The Evidence

The evidence behind the OMS Recovery Program is strong and consistent across the medical literature, including:

  • Basic science
  • Epidemiological studies of cohorts and populations
  • Case-controlled studies and case series
  • Controlled and uncontrolled clinical trials

Evidence supports a paradigm of MS pathogenesis in line with Dr. Corthals’s theory of lipid dysregulation resulting in immune activation and inflammation, with the development of central nervous system lesions leading to progressive disability.

Basic science research has consistently shown MS to be an immune-based disorder; genetic studies of populations with MS show that genes related to immune disorders and vitamin D are at the heart of MS development. Lipid profiles in blood and cell membranes have also been shown to be abnormally biased toward saturated fats in people with MS, with worse disease courses linked to higher levels of cholesterol and saturated fat.

Population studies have shown that MS is more prevalent and progressive:

  • Where ambient sun exposure and vitamin D levels are low
  • Where animal (saturated) fat consumption is high
  • In people who smoke
  • In those experiencing significant stress

Meanwhile, MS is less prevalent in populations that:

  • Get more sun exposure
  • Take vitamin D
  • Consume more plants and fish
  • Exercise more
  • Reduce stress

Quality of life is enhanced – and depression and fatigue are reduced – in parallel with modification of these risk factors.

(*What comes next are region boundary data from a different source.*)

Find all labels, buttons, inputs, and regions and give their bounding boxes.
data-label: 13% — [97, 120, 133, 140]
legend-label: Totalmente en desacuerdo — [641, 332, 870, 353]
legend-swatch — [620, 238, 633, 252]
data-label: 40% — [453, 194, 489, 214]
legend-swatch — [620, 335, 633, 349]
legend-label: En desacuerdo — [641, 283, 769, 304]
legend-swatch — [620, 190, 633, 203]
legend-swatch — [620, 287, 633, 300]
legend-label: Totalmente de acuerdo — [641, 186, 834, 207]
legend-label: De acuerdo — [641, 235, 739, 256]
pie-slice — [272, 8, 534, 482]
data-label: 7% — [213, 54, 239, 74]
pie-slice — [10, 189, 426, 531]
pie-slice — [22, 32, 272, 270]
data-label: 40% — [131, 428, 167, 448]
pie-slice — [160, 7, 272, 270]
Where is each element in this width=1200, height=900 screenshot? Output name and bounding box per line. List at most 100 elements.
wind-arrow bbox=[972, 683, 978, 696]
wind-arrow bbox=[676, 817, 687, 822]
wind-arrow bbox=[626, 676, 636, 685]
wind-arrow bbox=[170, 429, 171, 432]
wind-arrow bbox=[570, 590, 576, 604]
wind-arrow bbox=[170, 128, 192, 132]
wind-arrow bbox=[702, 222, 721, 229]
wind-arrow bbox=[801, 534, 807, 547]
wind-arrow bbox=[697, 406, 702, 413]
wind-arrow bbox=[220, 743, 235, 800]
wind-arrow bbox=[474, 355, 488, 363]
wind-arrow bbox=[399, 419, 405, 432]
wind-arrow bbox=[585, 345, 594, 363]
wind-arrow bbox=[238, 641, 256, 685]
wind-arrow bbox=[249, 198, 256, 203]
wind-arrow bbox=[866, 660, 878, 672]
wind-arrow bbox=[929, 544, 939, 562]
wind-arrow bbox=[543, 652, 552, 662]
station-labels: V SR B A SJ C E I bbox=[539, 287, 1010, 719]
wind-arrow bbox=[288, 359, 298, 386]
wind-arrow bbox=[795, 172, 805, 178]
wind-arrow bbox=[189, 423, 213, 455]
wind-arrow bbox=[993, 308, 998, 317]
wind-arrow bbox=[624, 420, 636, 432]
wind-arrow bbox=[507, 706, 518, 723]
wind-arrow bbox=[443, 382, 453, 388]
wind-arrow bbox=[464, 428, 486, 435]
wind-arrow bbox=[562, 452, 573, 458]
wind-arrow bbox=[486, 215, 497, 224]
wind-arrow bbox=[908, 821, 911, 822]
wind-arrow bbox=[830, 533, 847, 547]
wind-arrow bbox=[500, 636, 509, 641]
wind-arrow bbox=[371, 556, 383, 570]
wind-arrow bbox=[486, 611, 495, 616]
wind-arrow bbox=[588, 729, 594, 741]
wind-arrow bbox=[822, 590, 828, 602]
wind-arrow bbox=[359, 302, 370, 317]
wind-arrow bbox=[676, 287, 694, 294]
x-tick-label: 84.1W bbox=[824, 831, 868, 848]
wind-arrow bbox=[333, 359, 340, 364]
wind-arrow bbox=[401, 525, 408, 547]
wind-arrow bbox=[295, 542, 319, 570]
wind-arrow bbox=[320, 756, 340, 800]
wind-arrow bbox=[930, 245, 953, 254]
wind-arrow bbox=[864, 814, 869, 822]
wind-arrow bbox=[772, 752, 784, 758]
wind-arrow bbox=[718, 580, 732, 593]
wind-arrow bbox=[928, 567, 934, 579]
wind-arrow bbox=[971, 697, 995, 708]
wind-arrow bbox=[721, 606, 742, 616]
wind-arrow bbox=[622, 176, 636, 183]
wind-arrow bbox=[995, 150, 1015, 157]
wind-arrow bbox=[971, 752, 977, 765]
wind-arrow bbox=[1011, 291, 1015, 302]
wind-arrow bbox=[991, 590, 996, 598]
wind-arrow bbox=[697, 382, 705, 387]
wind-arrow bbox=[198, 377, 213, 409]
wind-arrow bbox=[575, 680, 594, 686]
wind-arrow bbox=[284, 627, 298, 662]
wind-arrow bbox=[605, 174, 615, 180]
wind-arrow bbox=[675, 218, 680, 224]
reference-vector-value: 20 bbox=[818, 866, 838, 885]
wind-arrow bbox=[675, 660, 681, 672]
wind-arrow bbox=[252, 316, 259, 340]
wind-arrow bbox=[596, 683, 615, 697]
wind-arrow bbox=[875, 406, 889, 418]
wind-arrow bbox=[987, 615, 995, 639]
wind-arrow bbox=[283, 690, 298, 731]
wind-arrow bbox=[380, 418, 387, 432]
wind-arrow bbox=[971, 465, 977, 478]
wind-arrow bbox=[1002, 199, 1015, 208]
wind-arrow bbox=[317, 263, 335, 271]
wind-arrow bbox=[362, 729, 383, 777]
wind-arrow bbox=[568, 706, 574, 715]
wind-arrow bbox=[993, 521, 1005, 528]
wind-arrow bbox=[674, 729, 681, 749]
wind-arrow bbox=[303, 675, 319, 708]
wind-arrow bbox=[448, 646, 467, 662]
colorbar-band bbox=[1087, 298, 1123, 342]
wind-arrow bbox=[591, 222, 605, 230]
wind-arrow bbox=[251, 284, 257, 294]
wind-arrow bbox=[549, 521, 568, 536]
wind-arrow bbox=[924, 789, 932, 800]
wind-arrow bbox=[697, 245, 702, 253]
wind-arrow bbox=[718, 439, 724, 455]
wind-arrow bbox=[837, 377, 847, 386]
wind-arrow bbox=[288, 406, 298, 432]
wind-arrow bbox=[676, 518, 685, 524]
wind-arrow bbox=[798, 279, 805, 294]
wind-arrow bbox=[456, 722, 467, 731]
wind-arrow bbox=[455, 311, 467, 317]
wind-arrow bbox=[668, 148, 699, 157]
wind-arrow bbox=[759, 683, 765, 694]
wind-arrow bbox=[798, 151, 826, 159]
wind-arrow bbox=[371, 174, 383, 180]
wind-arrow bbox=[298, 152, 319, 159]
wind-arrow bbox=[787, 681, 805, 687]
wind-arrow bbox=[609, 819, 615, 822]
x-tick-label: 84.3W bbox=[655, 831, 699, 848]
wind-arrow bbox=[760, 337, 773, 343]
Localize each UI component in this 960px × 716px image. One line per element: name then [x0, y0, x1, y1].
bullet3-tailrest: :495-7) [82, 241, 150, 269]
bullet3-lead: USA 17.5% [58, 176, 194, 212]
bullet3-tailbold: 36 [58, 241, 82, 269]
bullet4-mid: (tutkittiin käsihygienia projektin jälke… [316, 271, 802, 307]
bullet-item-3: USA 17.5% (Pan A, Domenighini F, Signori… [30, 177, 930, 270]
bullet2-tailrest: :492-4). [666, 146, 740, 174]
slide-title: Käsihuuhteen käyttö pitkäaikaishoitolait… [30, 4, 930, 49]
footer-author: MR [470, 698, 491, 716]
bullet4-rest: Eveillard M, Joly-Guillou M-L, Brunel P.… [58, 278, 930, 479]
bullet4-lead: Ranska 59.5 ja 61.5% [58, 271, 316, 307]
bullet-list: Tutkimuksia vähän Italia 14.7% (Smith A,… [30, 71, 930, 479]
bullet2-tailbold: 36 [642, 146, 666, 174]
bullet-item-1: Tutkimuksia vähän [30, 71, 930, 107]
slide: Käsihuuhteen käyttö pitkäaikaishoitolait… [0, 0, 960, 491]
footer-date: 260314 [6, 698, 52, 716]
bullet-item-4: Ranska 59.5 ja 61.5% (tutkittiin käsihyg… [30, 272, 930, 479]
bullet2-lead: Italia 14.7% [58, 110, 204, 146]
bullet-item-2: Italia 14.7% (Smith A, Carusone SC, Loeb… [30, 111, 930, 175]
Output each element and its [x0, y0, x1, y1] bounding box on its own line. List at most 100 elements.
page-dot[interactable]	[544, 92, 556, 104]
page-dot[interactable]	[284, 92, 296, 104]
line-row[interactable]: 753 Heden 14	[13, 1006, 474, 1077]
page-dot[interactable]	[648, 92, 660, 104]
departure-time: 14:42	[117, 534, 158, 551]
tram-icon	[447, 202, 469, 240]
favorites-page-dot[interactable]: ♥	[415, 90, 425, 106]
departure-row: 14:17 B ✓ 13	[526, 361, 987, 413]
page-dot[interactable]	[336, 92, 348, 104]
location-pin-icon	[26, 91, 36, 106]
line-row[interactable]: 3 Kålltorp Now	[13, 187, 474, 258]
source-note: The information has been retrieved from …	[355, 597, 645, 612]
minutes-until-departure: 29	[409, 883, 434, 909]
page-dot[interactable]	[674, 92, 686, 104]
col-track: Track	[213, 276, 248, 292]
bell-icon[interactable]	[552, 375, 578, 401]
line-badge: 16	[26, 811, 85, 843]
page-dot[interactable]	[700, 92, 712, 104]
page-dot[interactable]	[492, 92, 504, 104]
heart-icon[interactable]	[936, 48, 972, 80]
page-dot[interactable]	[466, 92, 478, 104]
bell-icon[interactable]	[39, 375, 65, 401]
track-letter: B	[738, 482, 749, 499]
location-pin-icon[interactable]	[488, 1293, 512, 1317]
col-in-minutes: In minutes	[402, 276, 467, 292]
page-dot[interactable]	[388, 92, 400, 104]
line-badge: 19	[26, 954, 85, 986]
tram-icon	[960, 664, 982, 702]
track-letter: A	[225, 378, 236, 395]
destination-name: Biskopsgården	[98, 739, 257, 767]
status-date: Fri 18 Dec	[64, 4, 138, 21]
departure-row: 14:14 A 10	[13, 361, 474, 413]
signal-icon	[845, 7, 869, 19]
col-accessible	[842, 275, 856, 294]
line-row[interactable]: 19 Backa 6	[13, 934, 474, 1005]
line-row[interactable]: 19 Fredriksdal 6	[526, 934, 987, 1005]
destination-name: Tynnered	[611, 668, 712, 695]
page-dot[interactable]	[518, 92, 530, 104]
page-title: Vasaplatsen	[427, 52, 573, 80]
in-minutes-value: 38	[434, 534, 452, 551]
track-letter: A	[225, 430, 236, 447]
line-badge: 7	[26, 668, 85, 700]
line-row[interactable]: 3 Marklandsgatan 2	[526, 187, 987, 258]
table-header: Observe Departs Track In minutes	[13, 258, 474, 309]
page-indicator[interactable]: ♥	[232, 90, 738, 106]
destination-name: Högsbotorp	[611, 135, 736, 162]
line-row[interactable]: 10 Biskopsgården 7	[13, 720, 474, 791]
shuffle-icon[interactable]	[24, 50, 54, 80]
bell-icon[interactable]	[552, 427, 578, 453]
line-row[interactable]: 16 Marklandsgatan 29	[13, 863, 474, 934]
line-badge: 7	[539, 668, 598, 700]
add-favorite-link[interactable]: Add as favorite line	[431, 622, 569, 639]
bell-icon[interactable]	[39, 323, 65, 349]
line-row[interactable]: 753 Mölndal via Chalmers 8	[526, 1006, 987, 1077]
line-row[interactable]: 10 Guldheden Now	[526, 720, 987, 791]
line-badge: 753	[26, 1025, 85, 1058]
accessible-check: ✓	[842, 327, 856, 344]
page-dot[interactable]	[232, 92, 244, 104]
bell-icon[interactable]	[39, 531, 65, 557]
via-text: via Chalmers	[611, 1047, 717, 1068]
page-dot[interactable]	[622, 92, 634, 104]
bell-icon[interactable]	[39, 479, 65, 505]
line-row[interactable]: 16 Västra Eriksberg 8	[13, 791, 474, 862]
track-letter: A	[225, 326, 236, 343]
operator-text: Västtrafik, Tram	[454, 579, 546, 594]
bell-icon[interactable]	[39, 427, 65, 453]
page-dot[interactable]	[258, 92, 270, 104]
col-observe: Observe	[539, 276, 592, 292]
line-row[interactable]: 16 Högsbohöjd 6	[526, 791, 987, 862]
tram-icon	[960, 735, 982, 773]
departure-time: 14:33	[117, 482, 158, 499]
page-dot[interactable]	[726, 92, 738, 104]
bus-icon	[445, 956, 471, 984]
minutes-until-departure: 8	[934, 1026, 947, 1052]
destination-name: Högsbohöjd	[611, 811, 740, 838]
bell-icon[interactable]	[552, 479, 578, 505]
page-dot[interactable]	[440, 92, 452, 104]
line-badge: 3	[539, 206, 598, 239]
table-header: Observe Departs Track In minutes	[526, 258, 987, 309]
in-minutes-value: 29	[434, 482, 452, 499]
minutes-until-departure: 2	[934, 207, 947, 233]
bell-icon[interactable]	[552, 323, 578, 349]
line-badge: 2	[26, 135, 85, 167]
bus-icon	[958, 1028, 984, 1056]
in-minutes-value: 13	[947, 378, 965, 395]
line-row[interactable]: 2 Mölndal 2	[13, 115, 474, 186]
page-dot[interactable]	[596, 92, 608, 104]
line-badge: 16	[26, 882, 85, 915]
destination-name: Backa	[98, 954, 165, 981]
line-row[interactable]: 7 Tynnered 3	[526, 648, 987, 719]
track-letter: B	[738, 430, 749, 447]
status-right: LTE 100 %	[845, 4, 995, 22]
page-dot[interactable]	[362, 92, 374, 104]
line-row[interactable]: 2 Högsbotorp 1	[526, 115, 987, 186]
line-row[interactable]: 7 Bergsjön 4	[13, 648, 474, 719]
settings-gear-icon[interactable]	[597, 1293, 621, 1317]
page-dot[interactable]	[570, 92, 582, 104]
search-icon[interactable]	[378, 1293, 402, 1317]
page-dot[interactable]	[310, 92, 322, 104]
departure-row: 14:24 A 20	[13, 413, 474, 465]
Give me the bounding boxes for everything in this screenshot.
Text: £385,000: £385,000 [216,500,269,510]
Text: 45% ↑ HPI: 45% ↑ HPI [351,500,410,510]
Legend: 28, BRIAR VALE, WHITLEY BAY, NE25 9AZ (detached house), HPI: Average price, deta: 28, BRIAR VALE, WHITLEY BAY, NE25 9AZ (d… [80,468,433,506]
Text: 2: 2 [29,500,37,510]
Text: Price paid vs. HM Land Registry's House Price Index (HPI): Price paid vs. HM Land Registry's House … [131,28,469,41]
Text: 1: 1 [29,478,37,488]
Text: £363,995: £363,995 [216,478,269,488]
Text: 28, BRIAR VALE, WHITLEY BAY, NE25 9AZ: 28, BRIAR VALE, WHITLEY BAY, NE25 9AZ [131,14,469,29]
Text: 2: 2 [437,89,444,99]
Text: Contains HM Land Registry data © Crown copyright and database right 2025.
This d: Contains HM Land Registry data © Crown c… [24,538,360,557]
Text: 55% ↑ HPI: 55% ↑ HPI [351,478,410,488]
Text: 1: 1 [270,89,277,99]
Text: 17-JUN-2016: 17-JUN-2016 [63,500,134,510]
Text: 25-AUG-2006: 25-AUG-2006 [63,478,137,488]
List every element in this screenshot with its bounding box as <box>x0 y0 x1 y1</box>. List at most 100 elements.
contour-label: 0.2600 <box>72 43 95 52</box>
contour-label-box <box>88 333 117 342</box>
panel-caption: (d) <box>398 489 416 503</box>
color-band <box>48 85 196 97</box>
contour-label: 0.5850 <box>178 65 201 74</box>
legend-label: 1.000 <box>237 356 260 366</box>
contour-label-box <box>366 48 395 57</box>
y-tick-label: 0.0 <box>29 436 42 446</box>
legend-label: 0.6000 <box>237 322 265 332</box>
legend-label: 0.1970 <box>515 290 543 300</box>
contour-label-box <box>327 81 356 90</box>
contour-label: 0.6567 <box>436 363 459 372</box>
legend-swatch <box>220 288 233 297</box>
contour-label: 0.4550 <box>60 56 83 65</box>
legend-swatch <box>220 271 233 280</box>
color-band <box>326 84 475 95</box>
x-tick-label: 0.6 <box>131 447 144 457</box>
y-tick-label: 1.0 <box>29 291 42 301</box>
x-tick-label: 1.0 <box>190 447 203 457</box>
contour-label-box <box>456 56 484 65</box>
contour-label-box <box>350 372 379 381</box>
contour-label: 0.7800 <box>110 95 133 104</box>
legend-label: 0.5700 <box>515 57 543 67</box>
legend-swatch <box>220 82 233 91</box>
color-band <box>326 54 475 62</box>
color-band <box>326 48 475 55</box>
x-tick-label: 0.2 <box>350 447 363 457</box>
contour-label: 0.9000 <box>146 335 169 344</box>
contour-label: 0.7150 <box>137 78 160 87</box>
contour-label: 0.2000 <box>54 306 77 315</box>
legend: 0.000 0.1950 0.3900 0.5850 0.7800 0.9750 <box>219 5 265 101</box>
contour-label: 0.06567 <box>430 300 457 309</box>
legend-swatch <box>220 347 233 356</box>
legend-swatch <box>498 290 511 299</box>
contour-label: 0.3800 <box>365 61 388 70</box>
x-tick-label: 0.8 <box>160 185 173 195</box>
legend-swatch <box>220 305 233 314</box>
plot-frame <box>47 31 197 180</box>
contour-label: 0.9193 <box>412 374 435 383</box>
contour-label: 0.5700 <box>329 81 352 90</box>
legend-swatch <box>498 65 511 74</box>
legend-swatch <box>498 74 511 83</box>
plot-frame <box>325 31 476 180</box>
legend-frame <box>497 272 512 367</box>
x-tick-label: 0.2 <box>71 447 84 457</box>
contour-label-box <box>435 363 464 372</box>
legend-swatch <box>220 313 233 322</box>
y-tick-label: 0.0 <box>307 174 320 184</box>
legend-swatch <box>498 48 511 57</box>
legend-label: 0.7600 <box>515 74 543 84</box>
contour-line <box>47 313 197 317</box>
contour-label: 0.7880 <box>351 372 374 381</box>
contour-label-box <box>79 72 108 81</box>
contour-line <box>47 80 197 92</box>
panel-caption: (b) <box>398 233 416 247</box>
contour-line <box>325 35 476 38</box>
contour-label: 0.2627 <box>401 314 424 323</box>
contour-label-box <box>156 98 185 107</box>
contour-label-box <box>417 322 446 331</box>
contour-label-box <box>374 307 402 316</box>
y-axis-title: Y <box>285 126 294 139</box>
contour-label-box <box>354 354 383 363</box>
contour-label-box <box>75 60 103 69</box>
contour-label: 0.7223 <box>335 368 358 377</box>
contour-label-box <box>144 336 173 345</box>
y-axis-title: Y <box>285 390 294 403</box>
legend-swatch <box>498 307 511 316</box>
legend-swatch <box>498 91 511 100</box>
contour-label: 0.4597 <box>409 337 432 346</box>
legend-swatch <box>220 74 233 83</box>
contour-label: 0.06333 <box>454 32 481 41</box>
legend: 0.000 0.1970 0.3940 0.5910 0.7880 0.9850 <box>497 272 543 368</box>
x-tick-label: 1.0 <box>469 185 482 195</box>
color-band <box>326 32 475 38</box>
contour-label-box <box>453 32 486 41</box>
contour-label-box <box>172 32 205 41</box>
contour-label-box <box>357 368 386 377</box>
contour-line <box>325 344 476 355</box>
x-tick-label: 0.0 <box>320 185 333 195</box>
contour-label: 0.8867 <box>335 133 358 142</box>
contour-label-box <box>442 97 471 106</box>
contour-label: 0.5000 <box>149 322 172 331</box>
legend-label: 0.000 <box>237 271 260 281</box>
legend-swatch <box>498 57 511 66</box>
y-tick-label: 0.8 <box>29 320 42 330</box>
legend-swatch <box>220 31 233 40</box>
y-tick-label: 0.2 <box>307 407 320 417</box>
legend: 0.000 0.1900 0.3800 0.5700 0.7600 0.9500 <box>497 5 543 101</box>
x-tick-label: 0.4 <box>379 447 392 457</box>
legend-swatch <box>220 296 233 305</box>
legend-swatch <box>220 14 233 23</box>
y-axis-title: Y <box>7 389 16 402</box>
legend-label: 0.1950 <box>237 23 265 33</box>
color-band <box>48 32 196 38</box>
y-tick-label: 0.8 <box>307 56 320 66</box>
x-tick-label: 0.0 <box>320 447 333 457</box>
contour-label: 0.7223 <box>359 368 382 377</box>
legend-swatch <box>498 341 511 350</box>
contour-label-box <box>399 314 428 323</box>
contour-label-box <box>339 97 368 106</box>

People with MS taking a proactive approach to their own health are healthier and less disabled, with better quality of life and less depression and fatigue.

There is a need for more rigorous controlled clinical studies in the area, but current research supporting the OMS Recovery Program is strong and congruent across a variety of medical literature and research types. Clinicians should have no hesitation in recommending this approach to their patients.